People write down passwords. We all "know" it or have done it, but since this is skeptics stackexchange, I looked for "evidence". I found a paper from 2011 where researchers watched the password creation process and user behaviour:
Of Passwords and People:
Measuring the Effect of Password-Composition Policies
Overall, 31% of participants who returned for part
two reported writing down the password they used for the study, either
electronically or on paper. (See Figure 3 for details.) We found no
significant difference in rates of reported storage on paper between
our study passwords and real email passwords; however, reported
electronic storage of study passwords is significantly lower than for
real email passwords.
I could not find a study specifically about safe owners, but I don't see why human behaviour would be different when it comes to creating and remembering a password/combination of digits, when applied in a similar context, like safes.
There is lots of anecdotal evidence about this writing down of passwords of course. I remember Richard Feynman writing about his experience as a hobbyist safe cracker when he discovered this behaviour. He would look for a written down password at the sides of the drawers.
At the places I worked, with IT people, unfortunately, writing down passwords was quite common. I saw Post Its on screens with several passwords and user names. If you asked people to not do that, those notes would not vanish but move to another "hidden" place on or under the desk.
My bet is that people anywhere at all times wrote down passwords.

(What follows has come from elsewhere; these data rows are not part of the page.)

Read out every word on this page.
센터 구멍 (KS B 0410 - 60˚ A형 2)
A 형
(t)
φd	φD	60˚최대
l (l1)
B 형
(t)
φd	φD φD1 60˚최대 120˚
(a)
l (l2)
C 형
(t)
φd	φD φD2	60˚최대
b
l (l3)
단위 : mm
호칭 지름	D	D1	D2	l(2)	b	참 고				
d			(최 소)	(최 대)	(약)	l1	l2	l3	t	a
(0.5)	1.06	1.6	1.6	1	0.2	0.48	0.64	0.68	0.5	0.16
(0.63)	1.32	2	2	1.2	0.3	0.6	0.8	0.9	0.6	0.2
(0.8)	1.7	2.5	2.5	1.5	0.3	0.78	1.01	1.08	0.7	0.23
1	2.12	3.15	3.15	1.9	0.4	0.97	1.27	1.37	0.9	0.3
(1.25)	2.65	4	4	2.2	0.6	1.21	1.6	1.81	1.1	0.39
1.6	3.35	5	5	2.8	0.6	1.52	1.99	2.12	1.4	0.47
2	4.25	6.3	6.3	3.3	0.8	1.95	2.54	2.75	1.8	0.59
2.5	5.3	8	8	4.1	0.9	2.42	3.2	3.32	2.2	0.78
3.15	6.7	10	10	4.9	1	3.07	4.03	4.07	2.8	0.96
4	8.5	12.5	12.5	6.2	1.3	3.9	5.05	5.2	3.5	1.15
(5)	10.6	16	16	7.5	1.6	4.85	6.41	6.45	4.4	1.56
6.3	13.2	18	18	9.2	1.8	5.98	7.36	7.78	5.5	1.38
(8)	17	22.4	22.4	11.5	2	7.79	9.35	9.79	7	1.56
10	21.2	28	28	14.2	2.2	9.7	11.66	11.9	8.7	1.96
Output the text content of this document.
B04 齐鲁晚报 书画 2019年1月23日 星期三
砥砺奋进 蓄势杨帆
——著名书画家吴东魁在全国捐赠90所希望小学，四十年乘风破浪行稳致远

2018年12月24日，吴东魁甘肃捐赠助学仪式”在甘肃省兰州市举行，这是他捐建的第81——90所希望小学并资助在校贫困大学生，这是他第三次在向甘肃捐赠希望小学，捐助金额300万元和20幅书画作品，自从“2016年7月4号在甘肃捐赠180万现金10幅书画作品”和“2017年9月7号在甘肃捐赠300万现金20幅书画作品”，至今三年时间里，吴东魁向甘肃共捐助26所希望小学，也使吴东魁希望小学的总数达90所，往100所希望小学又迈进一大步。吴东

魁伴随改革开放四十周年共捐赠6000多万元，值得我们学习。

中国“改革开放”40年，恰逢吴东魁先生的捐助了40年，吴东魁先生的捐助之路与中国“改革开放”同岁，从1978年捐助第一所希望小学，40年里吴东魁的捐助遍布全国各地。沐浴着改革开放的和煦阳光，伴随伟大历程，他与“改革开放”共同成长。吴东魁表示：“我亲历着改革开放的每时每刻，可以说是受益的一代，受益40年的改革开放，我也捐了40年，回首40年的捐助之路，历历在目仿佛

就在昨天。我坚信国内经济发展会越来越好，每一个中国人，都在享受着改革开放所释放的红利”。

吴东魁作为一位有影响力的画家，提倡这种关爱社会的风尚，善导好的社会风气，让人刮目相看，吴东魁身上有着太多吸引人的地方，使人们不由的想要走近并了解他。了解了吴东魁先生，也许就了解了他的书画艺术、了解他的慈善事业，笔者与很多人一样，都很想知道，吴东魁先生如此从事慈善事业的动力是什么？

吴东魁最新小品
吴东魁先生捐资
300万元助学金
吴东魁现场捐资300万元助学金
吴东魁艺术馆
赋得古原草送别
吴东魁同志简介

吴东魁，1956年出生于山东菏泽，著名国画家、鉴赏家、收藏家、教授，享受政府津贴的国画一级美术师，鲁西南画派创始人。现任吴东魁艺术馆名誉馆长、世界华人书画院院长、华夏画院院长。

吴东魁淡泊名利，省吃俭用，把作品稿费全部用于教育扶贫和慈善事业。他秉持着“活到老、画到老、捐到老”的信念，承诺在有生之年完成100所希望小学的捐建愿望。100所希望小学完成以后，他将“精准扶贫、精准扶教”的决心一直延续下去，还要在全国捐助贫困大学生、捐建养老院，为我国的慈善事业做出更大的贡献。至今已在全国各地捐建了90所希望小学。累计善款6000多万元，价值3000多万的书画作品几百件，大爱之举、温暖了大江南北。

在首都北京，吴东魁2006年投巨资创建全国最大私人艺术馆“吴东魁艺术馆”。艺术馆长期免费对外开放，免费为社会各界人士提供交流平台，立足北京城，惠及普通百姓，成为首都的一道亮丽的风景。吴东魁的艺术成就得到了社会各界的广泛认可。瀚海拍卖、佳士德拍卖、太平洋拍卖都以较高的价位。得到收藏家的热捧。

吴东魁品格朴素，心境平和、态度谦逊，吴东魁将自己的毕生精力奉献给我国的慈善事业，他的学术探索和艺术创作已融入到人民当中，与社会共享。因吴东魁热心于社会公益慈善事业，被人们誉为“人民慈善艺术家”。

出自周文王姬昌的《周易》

When a secret message travelled through the Roman Empire and arrived at a secretary, I'm pretty sure that guy had the code to decipher the message carved into the side of his clipboard.
So yes, with the research paper at hand showing that people write down passwords, I go ahead and say it is very likely that safe owners do it too, because it's the same concept.
I know this doesn't prove that they keep the note in the same room, I haven't found a study on that.